SUMMARY OF THE OUTBREAK
Approximately 38 residents and 34 staff members became ill with gastrointestinal symptoms between January 30, 2002 and March 1, 2002. The comprehensive care facility includes approximately 175 residents and 210 staff members. Symptoms reported by the 72 cases included diarrhea (94 percent), nausea (84 percent), vomiting (80 percent), abdominal cramps (55 percent), body aches (52 percent), and fever (50 percent). The temperature range reported was 99-102 degree F with an average of 100.5 F. The median duration of illness was 22 hours with a range of 5.5 to 111.5 hours. Eight residents and five employees sought medical attention. Ten specimens from residents were submitted for analysis; all tested negative for Salmonella, Shigella, Camptobacter and E. coli 0157. Four of 10 specimens tested positive for Norwalk virus. Although six specimens tested negative for viral pathogens, it is possible that those residents were no longer shedding virus at the time the specimen was collected.

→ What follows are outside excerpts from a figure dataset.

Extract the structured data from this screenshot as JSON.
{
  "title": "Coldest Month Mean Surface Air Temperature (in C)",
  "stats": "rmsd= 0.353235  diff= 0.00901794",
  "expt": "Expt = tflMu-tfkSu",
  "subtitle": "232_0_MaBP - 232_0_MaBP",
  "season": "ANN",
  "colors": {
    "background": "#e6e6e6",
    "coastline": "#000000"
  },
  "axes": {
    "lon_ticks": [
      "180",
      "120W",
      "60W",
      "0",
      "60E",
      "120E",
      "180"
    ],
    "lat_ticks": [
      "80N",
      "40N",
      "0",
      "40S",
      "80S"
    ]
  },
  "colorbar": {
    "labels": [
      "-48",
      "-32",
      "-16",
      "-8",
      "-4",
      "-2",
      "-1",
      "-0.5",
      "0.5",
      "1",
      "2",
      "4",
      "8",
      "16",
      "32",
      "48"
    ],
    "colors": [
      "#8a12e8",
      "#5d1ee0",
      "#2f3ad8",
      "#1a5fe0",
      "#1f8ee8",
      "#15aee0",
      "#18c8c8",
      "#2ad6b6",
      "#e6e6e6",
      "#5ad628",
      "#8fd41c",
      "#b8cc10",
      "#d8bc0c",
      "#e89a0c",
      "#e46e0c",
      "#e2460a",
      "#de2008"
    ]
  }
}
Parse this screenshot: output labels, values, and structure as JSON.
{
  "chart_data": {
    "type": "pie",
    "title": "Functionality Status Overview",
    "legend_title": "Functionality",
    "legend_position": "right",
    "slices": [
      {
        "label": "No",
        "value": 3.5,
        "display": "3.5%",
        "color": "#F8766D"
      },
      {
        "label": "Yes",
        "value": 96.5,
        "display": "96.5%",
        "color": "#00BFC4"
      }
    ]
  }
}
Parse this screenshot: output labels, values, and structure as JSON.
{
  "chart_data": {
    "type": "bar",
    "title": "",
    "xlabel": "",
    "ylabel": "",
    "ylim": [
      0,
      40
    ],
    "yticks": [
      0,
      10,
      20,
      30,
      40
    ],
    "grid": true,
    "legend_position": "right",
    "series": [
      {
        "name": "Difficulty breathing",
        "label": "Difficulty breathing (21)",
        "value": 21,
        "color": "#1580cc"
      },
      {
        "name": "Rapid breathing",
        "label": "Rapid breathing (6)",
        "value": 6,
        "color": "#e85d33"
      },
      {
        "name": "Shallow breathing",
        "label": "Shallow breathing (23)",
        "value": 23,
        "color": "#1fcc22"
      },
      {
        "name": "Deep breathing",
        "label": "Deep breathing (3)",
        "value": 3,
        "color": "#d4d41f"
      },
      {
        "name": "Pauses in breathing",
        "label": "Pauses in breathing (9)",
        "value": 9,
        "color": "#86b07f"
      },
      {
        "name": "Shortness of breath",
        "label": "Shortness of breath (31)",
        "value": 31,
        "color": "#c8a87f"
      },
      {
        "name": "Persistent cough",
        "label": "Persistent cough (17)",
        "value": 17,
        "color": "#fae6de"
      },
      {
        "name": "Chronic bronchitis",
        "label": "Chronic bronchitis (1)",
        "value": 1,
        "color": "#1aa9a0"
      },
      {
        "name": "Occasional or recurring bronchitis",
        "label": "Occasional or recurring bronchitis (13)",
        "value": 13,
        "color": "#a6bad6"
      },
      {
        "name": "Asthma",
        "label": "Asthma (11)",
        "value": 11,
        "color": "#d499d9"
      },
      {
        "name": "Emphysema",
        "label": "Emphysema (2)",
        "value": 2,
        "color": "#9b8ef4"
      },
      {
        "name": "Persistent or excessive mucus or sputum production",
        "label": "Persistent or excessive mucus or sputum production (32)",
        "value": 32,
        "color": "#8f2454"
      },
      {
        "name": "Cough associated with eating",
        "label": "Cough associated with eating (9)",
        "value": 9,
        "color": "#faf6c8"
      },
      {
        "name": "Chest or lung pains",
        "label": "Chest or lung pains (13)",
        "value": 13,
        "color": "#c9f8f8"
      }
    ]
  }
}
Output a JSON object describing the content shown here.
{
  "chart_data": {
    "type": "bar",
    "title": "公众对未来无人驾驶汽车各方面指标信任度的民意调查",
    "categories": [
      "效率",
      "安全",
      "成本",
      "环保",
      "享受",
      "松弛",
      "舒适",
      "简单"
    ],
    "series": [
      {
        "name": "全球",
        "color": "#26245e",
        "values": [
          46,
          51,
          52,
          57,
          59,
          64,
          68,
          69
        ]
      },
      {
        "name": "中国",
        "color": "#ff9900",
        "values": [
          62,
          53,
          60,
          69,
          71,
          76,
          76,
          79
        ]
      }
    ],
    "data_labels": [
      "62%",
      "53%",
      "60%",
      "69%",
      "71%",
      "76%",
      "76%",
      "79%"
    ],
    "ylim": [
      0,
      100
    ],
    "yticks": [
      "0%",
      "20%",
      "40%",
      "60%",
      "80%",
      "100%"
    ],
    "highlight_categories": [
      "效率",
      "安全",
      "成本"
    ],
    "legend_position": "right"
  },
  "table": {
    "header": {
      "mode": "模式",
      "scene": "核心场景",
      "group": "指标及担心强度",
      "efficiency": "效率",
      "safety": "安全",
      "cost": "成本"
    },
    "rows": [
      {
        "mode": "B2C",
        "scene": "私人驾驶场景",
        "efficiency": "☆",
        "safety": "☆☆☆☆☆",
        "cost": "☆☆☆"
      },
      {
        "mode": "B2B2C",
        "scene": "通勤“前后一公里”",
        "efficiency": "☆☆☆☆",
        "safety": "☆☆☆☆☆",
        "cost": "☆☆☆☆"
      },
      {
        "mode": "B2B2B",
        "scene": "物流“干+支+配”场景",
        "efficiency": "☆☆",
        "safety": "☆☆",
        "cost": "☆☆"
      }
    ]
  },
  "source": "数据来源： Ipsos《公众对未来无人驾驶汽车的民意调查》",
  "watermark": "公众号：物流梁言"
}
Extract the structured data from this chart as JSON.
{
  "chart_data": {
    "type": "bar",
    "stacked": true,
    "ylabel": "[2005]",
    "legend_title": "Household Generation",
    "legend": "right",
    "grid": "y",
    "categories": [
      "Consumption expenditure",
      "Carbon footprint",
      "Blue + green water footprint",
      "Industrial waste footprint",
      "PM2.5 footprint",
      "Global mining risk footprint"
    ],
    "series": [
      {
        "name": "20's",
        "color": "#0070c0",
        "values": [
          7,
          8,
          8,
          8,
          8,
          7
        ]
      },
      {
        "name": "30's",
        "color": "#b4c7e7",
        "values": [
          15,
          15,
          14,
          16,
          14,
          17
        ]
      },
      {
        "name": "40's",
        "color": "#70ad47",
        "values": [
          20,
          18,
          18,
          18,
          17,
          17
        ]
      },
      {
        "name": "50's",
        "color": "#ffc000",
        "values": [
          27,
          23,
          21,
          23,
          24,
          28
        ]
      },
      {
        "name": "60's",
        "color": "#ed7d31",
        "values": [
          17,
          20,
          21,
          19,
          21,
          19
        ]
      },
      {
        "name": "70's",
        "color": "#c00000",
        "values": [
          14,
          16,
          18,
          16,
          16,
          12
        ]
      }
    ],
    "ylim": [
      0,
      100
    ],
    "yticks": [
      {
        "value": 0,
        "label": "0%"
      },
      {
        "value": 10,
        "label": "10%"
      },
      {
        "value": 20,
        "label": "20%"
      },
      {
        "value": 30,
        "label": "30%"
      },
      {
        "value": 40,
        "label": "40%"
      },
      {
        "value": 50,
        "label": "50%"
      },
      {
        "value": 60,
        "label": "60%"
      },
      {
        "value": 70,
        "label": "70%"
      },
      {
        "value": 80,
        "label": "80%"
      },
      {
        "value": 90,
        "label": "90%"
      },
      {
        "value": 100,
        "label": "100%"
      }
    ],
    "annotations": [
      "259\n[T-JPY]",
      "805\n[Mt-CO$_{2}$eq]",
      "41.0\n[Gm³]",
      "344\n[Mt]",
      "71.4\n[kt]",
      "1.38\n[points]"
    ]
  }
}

The epidemic curve indicates that this outbreak was most likely transmitted person-to-person. An asymptomatic person or an unidentified symptomatic person, such as a visitor, may have introduced illness into the facility. At least two staff members reported having contact with an ill family member before becoming ill. This would indicate that a similar infection was circulating in the community at the same time as the outbreak. The state and local HDs commended the facility for its prompt control measures and cooperation during the investigation.
Brenda Breivogel, RN, BSN, MHSA, has been a member of the Association for Professionals in Infection Control and Epidemiology (APIC) for more than 20 years and has worked in acute care, critical care, long-term acute care and long-term care. She currently serves as regional co-director for the APIC-IN region 9.